Though the vendors claim European criticism is outdated, the near-unanimous opinion of more than 20 buyers at two roundtable discussions hosted by BTN at the Association of Corporate Travel Executives' global conference in Rome last month was that U.S. booking tools are not delivering in Europe.
"We changed our booking tool last year [from a U.S. provider to a European provider] and it has made a hell of a difference," said PricewaterhouseCoopers U.K. head of business services Mark Avery. "We are getting savings of £100 per return sector on short-haul domestic. Travelers are getting much better information about what is available and what the restrictions are, so they are making some informed choices. Our old tool didn't show the fares in that way."
Avery said PwC changed booking tools because "the business came to us. We had online for six or seven years and were bumping along at 50 to 60 percent adoption, but the business said: 'How can we push this tool if you can't give us all the inventory?' There was a problem with everything: air, rail and hotel. By changing the tool, we now have the business engaged again. The one that we had is well adapted to the United States. The tool we have now implemented in the United Kingdom suits the European market better."
International head of travel for JP Morgan Chase Bank, Bernadette Basterfield, said her company is introducing a different tool in Europe than the one it has in the United States. Philips senior sourcing specialist travel airlines and corporate card director Peter Sijbers said: "The world is not necessarily the same everywhere, even though that would be nice.

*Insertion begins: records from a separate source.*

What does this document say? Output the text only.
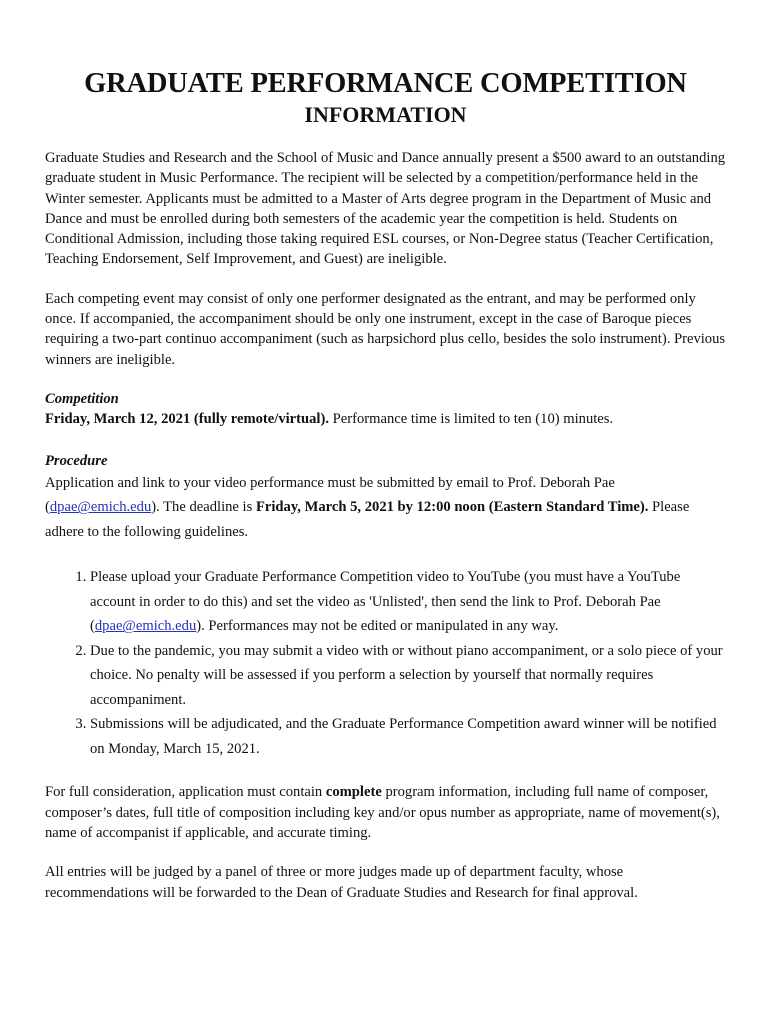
GRADUATE PERFORMANCE COMPETITION
INFORMATION

Graduate Studies and Research and the School of Music and Dance annually present a $500 award to an outstanding graduate student in Music Performance. The recipient will be selected by a competition/performance held in the Winter semester. Applicants must be admitted to a Master of Arts degree program in the Department of Music and Dance and must be enrolled during both semesters of the academic year the competition is held. Students on Conditional Admission, including those taking required ESL courses, or Non-Degree status (Teacher Certification, Teaching Endorsement, Self Improvement, and Guest) are ineligible.

Each competing event may consist of only one performer designated as the entrant, and may be performed only once. If accompanied, the accompaniment should be only one instrument, except in the case of Baroque pieces requiring a two-part continuo accompaniment (such as harpsichord plus cello, besides the solo instrument). Previous winners are ineligible.

Competition

Friday, March 12, 2021 (fully remote/virtual). Performance time is limited to ten (10) minutes.

Procedure

Application and link to your video performance must be submitted by email to Prof. Deborah Pae (dpae@emich.edu). The deadline is Friday, March 5, 2021 by 12:00 noon (Eastern Standard Time). Please adhere to the following guidelines.

1. Please upload your Graduate Performance Competition video to YouTube (you must have a YouTube account in order to do this) and set the video as 'Unlisted', then send the link to Prof. Deborah Pae (dpae@emich.edu). Performances may not be edited or manipulated in any way.
2. Due to the pandemic, you may submit a video with or without piano accompaniment, or a solo piece of your choice. No penalty will be assessed if you perform a selection by yourself that normally requires accompaniment.
3. Submissions will be adjudicated, and the Graduate Performance Competition award winner will be notified on Monday, March 15, 2021.

For full consideration, application must contain complete program information, including full name of composer, composer’s dates, full title of composition including key and/or opus number as appropriate, name of movement(s), name of accompanist if applicable, and accurate timing.

All entries will be judged by a panel of three or more judges made up of department faculty, whose recommendations will be forwarded to the Dean of Graduate Studies and Research for final approval.
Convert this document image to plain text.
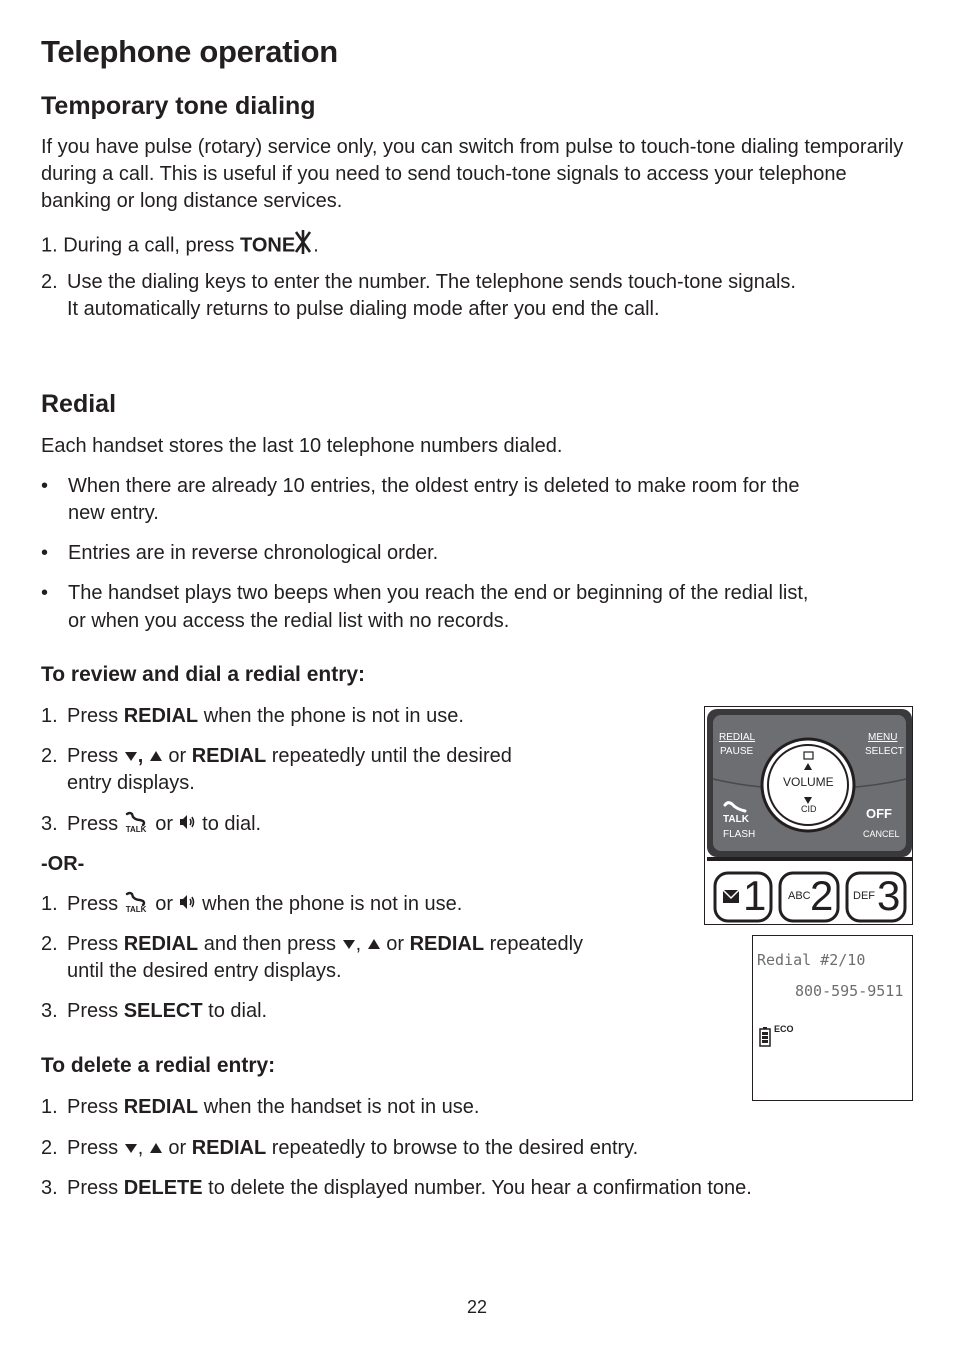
Telephone operation
Temporary tone dialing

If you have pulse (rotary) service only, you can switch from pulse to touch-tone dialing temporarily during a call. This is useful if you need to send touch-tone signals to access your telephone banking or long distance services.

1. During a call, press TONE .
2. Use the dialing keys to enter the number. The telephone sends touch-tone signals.
It automatically returns to pulse dialing mode after you end the call.
Redial

Each handset stores the last 10 telephone numbers dialed.

• When there are already 10 entries, the oldest entry is deleted to make room for the
new entry.
• Entries are in reverse chronological order.
• The handset plays two beeps when you reach the end or beginning of the redial list,
or when you access the redial list with no records.
To review and dial a redial entry:
1. Press REDIAL when the phone is not in use.
2. Press ,  or REDIAL repeatedly until the desired
entry displays.
3. Press TALK or  to dial.
-OR-
1. Press TALK or  when the phone is not in use.
2. Press REDIAL and then press ,  or REDIAL repeatedly
until the desired entry displays.
3. Press SELECT to dial.
To delete a redial entry:
1. Press REDIAL when the handset is not in use.
2. Press ,  or REDIAL repeatedly to browse to the desired entry.
3. Press DELETE to delete the displayed number. You hear a confirmation tone.
REDIAL
PAUSE
MENU
SELECT
VOLUME
CID
TALK
FLASH
OFF
CANCEL
1 ABC 2 DEF 3
Redial #2/10
800-595-9511
ECO
22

I do not think you can conquer the world with one tool."
One travel manager said: "We use Concur for expense management, but we won't take Cliqbook. The trouble with Cliqbook is it's square and if you want to be a little bit round, it can't do it." Another said: "We have Cliqbook in the United States, but we found it wasn't right for Europe."
GetThere has not been spared criticism either. One Europe-based travel manager recently said his company switched from GetThere to Amadeus.

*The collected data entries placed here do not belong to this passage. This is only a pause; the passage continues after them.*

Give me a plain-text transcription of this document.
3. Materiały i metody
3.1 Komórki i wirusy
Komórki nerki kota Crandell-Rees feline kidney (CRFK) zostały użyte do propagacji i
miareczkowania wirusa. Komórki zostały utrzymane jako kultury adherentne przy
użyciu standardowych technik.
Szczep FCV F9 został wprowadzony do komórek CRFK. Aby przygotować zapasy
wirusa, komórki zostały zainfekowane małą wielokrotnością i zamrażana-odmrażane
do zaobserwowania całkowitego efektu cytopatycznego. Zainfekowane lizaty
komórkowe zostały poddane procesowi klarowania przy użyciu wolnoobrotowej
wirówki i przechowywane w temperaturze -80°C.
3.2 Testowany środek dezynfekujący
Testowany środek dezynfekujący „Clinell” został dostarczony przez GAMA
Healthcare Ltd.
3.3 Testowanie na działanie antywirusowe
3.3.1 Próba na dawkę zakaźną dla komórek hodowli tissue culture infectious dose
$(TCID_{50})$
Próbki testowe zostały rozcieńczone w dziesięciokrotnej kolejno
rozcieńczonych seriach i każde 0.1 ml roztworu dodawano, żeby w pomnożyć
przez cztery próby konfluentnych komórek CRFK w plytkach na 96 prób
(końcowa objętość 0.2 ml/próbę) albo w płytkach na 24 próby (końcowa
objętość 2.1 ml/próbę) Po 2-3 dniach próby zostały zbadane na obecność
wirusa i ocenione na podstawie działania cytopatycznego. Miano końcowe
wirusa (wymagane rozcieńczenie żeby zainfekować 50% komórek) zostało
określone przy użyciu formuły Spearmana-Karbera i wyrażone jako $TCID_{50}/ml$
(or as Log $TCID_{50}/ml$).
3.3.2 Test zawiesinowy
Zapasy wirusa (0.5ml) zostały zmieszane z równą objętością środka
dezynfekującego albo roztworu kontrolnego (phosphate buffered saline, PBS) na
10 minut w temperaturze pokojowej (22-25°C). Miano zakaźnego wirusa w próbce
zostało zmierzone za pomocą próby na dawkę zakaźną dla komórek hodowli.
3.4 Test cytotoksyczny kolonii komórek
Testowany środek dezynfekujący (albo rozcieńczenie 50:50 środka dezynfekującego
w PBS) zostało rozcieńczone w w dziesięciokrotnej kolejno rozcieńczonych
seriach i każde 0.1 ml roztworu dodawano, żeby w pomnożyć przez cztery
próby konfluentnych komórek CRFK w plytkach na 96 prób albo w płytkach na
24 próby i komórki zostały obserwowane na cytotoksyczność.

The principal accusation against the U.S. providers is they have not sourced the much wider range of content required in the European marketplace. "Europeans are more likely to use intercity rail service and to stay at independently owned, non-chain hotels, many of which are not in the GDS," said Tom Wilkinson, president of TRW Consulting. "To access those vendors, online tools need to build links to each one independently and tend to have the greatest coverage of these services in their home regions."
GetThere and Concur both argue they have made precisely the effort to which Wilkinson refers. "If GetThere has fallen behind in certain markets, it is because we have been investing heavily in re-architecting," said Suzanne Neufang, vice president for GetThere product marketing. "We have a brand that is the oldest but a system that is the newest. Anyone using GetThere will have seen a pace of change in recent months that was not there for us in the previous two-and-a-half years. In the middle of this year, we completed our new air architecture and since then we have completed hotel too. GetThere was built on a C++ system. We needed to get more onto an open Java system, so we have rewritten every single line of code."

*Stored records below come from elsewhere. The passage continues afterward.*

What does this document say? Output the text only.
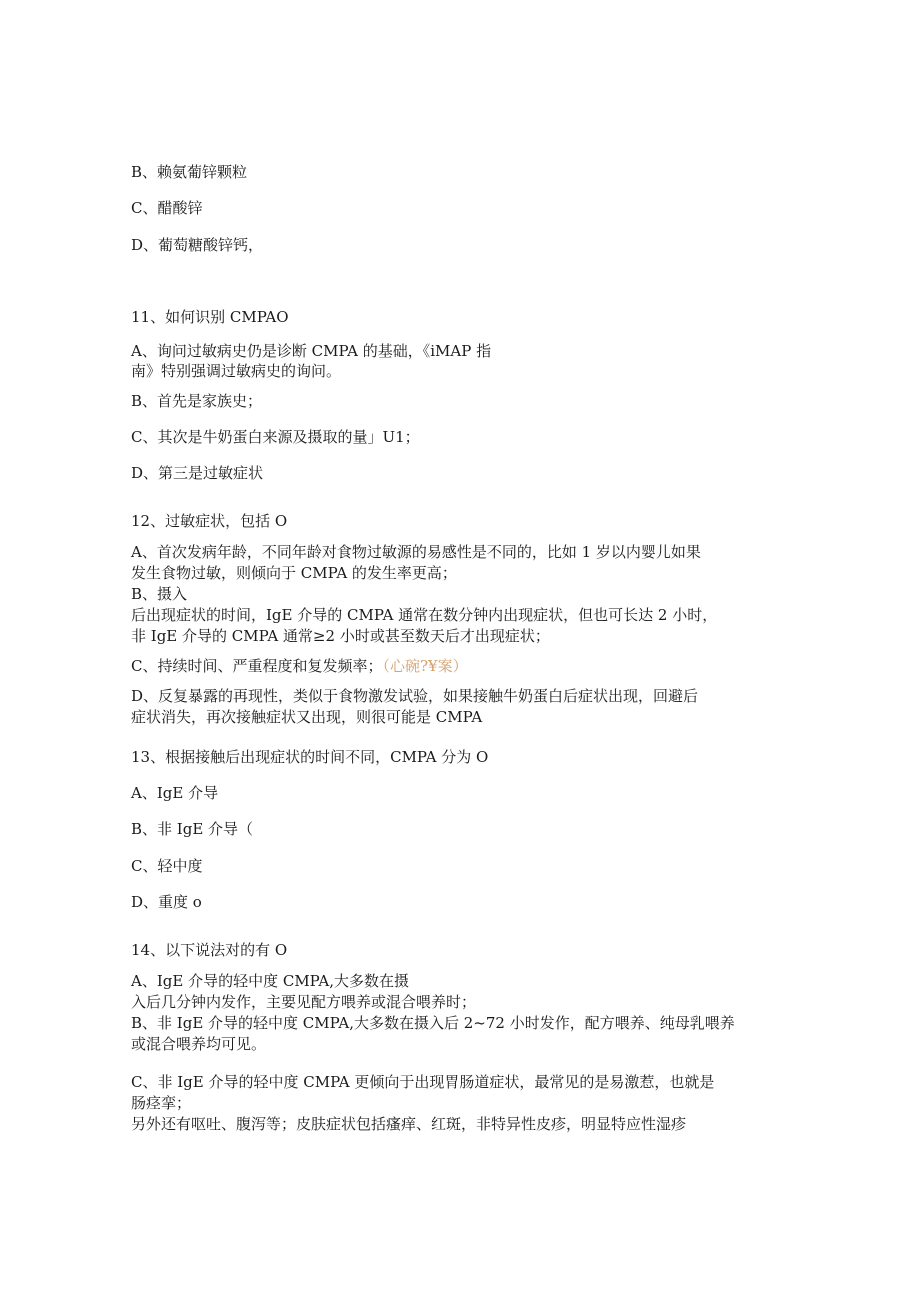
B、赖氨葡锌颗粒
C、醋酸锌
D、葡萄糖酸锌钙，
11、如何识别 CMPAO
A、询问过敏病史仍是诊断 CMPA 的基础，《iMAP 指
南》特别强调过敏病史的询问。
B、首先是家族史；
C、其次是牛奶蛋白来源及摄取的量」U1；
D、第三是过敏症状
12、过敏症状，包括 O
A、首次发病年龄，不同年龄对食物过敏源的易感性是不同的，比如 1 岁以内婴儿如果
发生食物过敏，则倾向于 CMPA 的发生率更高；
B、摄入
后出现症状的时间，IgE 介导的 CMPA 通常在数分钟内出现症状，但也可长达 2 小时，
非 IgE 介导的 CMPA 通常≥2 小时或甚至数天后才出现症状；
C、持续时间、严重程度和复发频率；（心碗?¥案）
D、反复暴露的再现性，类似于食物激发试验，如果接触牛奶蛋白后症状出现，回避后
症状消失，再次接触症状又出现，则很可能是 CMPA
13、根据接触后出现症状的时间不同，CMPA 分为 O
A、IgE 介导
B、非 IgE 介导（
C、轻中度
D、重度 o
14、以下说法对的有 O
A、IgE 介导的轻中度 CMPA,大多数在摄
入后几分钟内发作，主要见配方喂养或混合喂养时；
B、非 IgE 介导的轻中度 CMPA,大多数在摄入后 2~72 小时发作，配方喂养、纯母乳喂养
或混合喂养均可见。
C、非 IgE 介导的轻中度 CMPA 更倾向于出现胃肠道症状，最常见的是易激惹，也就是
肠痉挛；
另外还有呕吐、腹泻等；皮肤症状包括瘙痒、红斑，非特异性皮疹，明显特应性湿疹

Claiming GetThere has changed philosophically as well as technologically, Neufang added, "The investment is absolutely worthwhile. In the past, GetThere might have thought of Europe as an add-on for U.S. companies, but today we view Europe as individual countries that we need to address."
Neufang cited the access that French travelers now have to SNCF, Eurostar and Thalys rail reservations and the planned early 2009 incorporation of U.K. online rail booking service Thetrainline, with Deutsche Bahn to follow, as examples of GetThere's growing European-friendliness. GetThere also has introduced a special portal for travel arrangers.
Christopher Juneau, Concur's EMEA strategic marketing director, also said prejudices against U.S. booking tools are outdated. "If we were having this conversation three years ago, then yes, the negative perceptions would be fair," said Juneau. Since then, he added, Concur has tackled the problem of content fragmentation, such as by integrating Deutsche Bahn, and spending E500,000 on a link to SNCF currently being tested with travel management company partners. "The biggest challenge we have is communicating that we have changed," Juneau said. "We have five programmers in Europe just working on European content."
"They are catching up, but they are still not there," said BCD Travel vice president of online technology solutions for Europe Walter Schmitt-Figgener. "From the other side of the pond, they might say they are there, and might satisfy a U.S. customer going into Europe, but they would not satisfy a multinational company based in Europe. The gap will become smaller every month. It is only a question of time before they catch up."
Schmitt-Figgener estimated it would take 18 months for U.S. tools to achieve parity. Three key reasons causing them to lag behind are the need for functionality to make the tools user-friendly for travel arrangers and to adapt to complex approval processes; lagging integration with local content providers, including up to 25 hotel aggregators; and the need for customer support in each marketplace in Europe.
For Norm Rose, president of Travel Tech Consulting, the only solution for travel managers is to make a detailed investigation. "There is a certain level of bias and a certain level of truth in the complaints of European travel managers," said Rose. "You need an audit to separate the emotion from the facts."